Sweden's Saltside sees massive traction with classifieds in emerging markets

    Classified sites are extremely local, making it that much more remarkable that Gothenburg-based Saltside Techologies has been on a roll with creating a listing sites in Bangladesh, Ghana, and Sri Lanka. The company has been growing at 300% per year, and have beaten out local and international competitors in auto, property, and general classifieds. Saltside is led by CEO Nils Hammar, who one of the first employees at Skype who also founded networking site Kindo which sold to MyHeritage in 2008. Saltside is backed by Investment AB Kinnevik, a Swedish investment house with some expertise in emerging markets, and has already raised $25 million in equity funding.

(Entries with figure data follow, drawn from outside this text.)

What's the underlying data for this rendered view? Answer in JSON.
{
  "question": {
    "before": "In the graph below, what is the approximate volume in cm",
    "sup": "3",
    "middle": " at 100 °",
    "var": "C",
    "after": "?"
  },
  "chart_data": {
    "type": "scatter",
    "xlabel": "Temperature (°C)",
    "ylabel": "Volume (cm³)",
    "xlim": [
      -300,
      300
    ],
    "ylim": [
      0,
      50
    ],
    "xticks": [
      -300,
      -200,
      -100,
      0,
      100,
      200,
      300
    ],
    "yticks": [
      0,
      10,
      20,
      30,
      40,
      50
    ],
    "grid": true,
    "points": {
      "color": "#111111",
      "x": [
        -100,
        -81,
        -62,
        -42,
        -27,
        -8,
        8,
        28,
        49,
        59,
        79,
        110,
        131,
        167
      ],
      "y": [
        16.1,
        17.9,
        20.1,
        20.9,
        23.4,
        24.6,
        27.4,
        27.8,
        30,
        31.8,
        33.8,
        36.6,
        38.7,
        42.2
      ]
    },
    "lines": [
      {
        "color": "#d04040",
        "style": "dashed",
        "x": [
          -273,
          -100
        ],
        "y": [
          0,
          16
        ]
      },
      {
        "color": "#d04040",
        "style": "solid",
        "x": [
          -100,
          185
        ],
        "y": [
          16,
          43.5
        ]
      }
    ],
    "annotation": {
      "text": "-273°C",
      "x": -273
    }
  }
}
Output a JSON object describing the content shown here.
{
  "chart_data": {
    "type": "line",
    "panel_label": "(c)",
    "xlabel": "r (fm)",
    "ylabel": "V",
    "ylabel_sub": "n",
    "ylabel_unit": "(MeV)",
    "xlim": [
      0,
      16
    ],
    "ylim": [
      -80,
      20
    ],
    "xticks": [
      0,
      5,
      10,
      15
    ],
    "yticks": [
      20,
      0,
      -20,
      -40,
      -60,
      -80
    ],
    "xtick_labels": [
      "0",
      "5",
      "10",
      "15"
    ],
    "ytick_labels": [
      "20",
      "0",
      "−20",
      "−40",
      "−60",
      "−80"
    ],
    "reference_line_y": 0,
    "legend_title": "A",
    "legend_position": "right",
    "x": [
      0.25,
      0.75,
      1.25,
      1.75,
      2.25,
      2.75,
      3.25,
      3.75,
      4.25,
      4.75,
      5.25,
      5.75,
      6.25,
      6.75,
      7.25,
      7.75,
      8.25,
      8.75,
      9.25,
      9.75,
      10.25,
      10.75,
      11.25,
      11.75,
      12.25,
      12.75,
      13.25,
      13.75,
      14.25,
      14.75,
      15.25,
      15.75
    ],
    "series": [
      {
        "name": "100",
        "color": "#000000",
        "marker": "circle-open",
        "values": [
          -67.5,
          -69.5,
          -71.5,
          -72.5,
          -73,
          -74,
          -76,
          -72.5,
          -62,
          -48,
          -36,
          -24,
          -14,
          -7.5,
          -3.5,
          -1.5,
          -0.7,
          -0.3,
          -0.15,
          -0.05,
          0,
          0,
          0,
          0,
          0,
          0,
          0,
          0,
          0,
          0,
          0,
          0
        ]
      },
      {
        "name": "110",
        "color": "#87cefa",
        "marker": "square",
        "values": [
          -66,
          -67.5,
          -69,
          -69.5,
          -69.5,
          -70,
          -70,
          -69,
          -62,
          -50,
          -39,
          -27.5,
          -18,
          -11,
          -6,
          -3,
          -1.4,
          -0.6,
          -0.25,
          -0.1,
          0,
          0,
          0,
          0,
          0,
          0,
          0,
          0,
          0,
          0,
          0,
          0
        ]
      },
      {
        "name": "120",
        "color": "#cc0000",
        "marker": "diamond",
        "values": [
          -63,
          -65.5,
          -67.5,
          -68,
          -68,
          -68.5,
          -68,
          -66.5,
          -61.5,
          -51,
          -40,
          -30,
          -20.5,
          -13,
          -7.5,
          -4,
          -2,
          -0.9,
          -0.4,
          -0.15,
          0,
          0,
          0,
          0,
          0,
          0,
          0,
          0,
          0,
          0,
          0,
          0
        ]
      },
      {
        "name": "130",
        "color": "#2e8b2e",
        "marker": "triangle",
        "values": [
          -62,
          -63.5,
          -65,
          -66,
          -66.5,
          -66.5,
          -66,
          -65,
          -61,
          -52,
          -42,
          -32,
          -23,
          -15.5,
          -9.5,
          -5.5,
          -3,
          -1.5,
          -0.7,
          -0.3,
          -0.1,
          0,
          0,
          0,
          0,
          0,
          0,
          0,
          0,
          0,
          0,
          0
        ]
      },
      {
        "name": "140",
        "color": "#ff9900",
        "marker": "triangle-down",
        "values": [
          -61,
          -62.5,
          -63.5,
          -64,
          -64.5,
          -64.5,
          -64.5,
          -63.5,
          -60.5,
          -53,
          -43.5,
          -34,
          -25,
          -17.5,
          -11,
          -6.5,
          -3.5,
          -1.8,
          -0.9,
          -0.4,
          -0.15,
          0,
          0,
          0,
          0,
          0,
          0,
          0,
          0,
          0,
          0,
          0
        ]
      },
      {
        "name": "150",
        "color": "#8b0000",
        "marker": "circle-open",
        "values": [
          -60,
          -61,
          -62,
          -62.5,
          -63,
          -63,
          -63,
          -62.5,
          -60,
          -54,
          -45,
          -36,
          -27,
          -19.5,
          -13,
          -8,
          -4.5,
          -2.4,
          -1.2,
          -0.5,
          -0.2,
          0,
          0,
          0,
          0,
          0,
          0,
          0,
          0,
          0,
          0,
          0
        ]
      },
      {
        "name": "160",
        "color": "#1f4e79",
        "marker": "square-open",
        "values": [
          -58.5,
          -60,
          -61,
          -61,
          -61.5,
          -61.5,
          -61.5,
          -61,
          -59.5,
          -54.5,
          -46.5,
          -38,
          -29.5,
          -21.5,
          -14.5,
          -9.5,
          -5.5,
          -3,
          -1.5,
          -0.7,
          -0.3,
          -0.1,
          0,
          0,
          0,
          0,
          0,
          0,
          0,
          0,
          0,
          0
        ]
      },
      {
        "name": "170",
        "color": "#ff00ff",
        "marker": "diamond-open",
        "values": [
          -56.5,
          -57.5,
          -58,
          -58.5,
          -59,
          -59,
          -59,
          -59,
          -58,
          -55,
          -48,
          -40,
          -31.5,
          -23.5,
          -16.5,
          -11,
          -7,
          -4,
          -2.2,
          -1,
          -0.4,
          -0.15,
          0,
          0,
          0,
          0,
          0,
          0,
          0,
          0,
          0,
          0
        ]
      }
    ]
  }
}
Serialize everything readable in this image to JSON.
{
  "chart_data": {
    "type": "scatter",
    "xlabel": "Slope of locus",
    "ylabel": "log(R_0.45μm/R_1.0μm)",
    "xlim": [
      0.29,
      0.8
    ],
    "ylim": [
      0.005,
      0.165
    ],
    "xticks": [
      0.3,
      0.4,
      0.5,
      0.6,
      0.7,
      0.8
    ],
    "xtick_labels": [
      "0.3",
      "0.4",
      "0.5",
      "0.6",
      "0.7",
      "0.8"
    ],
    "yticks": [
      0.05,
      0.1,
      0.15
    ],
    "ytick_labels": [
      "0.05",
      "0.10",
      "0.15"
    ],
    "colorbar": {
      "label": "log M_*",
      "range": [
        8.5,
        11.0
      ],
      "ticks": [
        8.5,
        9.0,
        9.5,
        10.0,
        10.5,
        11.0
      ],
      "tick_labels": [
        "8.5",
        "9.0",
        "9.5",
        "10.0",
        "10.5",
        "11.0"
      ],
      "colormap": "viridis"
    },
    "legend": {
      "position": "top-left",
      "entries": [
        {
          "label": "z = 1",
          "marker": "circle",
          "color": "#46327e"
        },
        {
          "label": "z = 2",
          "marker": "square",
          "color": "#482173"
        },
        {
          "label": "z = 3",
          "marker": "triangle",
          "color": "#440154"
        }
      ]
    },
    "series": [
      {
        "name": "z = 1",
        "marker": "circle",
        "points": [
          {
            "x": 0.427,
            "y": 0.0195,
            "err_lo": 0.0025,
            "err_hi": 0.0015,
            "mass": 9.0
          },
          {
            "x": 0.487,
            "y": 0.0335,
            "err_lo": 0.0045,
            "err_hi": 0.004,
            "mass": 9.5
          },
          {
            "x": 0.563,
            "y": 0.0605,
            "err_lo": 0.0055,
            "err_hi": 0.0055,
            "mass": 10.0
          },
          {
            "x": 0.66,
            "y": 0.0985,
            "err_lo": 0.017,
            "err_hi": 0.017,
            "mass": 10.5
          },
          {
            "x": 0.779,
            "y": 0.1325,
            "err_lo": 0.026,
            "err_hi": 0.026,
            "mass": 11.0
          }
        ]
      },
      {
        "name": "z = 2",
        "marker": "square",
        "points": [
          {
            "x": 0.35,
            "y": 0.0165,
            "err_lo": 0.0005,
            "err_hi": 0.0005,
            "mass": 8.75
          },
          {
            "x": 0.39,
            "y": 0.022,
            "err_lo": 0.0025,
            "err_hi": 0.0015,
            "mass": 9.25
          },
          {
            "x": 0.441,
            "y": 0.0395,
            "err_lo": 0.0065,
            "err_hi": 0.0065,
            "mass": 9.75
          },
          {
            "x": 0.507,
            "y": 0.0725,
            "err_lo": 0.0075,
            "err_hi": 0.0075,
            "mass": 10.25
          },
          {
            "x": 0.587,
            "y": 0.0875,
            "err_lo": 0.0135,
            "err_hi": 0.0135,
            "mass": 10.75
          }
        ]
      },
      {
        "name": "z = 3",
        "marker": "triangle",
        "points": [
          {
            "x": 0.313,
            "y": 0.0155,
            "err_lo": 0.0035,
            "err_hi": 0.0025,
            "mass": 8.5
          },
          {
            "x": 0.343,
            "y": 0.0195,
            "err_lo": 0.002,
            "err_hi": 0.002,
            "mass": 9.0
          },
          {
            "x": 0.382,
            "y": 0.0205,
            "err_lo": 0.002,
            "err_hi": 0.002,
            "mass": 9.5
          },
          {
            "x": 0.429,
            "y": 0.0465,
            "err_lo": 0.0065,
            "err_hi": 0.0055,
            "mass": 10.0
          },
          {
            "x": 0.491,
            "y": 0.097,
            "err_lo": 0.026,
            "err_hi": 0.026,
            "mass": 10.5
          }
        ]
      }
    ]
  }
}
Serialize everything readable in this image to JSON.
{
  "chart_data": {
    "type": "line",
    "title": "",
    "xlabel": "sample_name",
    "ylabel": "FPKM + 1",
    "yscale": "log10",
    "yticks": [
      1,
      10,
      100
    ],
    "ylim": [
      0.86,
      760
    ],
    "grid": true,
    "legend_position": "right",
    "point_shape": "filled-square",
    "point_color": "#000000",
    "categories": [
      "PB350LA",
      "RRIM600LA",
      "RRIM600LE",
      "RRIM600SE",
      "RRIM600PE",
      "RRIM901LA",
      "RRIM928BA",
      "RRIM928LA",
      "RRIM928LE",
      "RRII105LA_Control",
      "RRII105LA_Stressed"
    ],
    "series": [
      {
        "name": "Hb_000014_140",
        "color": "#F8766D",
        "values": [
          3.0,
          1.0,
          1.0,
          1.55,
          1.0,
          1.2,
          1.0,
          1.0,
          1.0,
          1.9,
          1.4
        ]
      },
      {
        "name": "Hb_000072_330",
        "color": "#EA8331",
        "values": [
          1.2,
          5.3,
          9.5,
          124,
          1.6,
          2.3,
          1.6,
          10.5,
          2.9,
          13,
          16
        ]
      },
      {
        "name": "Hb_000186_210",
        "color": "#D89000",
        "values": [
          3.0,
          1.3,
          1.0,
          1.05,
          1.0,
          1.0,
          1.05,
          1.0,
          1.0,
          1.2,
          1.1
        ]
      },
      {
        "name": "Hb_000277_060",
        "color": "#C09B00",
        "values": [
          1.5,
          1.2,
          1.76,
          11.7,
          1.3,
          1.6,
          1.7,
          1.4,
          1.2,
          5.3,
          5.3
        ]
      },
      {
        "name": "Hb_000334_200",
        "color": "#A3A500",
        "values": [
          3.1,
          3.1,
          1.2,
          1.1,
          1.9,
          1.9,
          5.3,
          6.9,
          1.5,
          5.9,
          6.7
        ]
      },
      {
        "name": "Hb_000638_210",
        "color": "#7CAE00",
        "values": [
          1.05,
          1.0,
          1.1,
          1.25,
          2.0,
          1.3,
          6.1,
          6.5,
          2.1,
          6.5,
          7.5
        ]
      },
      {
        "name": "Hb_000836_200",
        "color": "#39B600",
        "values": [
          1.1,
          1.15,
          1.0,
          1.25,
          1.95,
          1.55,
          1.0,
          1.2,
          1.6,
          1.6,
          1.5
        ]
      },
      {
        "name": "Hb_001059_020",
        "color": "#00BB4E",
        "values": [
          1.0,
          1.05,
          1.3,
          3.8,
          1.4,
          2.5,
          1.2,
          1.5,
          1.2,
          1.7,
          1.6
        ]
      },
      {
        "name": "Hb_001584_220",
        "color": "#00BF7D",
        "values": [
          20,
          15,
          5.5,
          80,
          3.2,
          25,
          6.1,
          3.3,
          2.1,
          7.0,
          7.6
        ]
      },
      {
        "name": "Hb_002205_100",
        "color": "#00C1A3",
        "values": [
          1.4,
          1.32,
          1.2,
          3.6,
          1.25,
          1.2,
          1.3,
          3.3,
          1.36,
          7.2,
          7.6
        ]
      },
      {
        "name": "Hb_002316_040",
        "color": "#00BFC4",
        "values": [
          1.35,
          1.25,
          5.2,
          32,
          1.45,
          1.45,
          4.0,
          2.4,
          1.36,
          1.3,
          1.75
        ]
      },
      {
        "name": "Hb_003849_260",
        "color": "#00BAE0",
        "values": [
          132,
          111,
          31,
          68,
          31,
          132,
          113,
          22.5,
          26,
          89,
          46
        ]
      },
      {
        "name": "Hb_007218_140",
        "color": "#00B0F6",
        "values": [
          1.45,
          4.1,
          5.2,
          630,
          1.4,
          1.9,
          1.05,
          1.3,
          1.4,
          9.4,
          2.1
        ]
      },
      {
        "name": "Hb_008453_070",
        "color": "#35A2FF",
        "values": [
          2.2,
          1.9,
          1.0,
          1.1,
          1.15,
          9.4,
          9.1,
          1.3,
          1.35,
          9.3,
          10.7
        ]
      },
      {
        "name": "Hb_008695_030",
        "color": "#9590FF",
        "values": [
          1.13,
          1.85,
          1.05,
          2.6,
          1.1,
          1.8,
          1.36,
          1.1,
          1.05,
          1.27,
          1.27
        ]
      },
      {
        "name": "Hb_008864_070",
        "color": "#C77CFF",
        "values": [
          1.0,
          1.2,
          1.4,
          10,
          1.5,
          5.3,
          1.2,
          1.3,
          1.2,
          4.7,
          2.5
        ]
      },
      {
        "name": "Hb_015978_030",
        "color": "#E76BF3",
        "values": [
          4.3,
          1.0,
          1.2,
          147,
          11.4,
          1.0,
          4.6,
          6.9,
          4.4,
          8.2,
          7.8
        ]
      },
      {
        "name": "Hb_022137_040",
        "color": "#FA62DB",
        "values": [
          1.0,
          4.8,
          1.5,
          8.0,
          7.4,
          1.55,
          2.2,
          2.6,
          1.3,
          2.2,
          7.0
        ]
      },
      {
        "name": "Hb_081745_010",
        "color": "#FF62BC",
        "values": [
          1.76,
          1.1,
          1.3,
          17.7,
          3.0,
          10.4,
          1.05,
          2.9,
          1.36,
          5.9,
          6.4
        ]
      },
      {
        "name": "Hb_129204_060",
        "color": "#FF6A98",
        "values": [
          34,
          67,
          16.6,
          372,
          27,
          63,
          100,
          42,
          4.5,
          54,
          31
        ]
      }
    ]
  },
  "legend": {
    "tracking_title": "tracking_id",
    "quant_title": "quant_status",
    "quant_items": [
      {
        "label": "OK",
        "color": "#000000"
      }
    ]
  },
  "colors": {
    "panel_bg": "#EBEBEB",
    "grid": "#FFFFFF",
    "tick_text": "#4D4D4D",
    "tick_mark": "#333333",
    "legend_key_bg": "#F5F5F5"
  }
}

    Classified sites face the classic chicken and egg problem where you need to attract plenty of buyers and sellers in order for there to be a proper marketplace. How they managed to do this seems to be the interesting angle here, but after some pestering Hammar still didn’t divulge what their recipe was to build up a critical mass other than saying “there are some methods,” but it’s clear they’ve been successful.

    In Bangledesh, for example, Saltside’s Bikroy.com overtook the classifieds market leader Ekhanei.com, owned by Schibsted/Telenor, within 12 months of launching. In Ghana, the company says that Google decided to pull their service after Saltside’s Tonaton started taking off, becoming the 7th most visited site in the country. In Sri Lanka, nearly 50% of the country’s online population visits Ikman.lk monthly, making it the biggest classified site in their key categories.

    Talking to ArcticStartup, Hammar tells us they’re more than a barebones Craigslist, instead making modern full-featured sites tackling everything from secondhand goods, car dealers, property listings, and job listings. “We’re looking how we’re providing the Craigslist, Trulia, Car Fax, and Monster.com to some extent,” says Hammar.

    To support this growth, Saltside has grown to 200 people, of which 90% are locally based. In 2012 Saltside first went into these markets without any local employees, which Hammar says was an “opportunistic” view of the world. Today they have it set up where Heads of Sites of Swedish origin are running each country’s platform, staffed by local employees to sell ads, do customer support, and so on. Back in Sweden they develop the platform and additionally have experts who are a resource to the on-the-ground teams to help with customer support and other topics.

    Despite this growth, Saltside can’t get too comfortable – their markets are in flux. Ghana, Bangledesh, and Sri Lanka are rapidly coming online and users are switching between mobile and fixed connections to access the internet. “Hopefully we can discuss in five years in how these markets have rapidly changed, and internet penetration has rapidly changed, and the business has changed over these years,” says Hammar.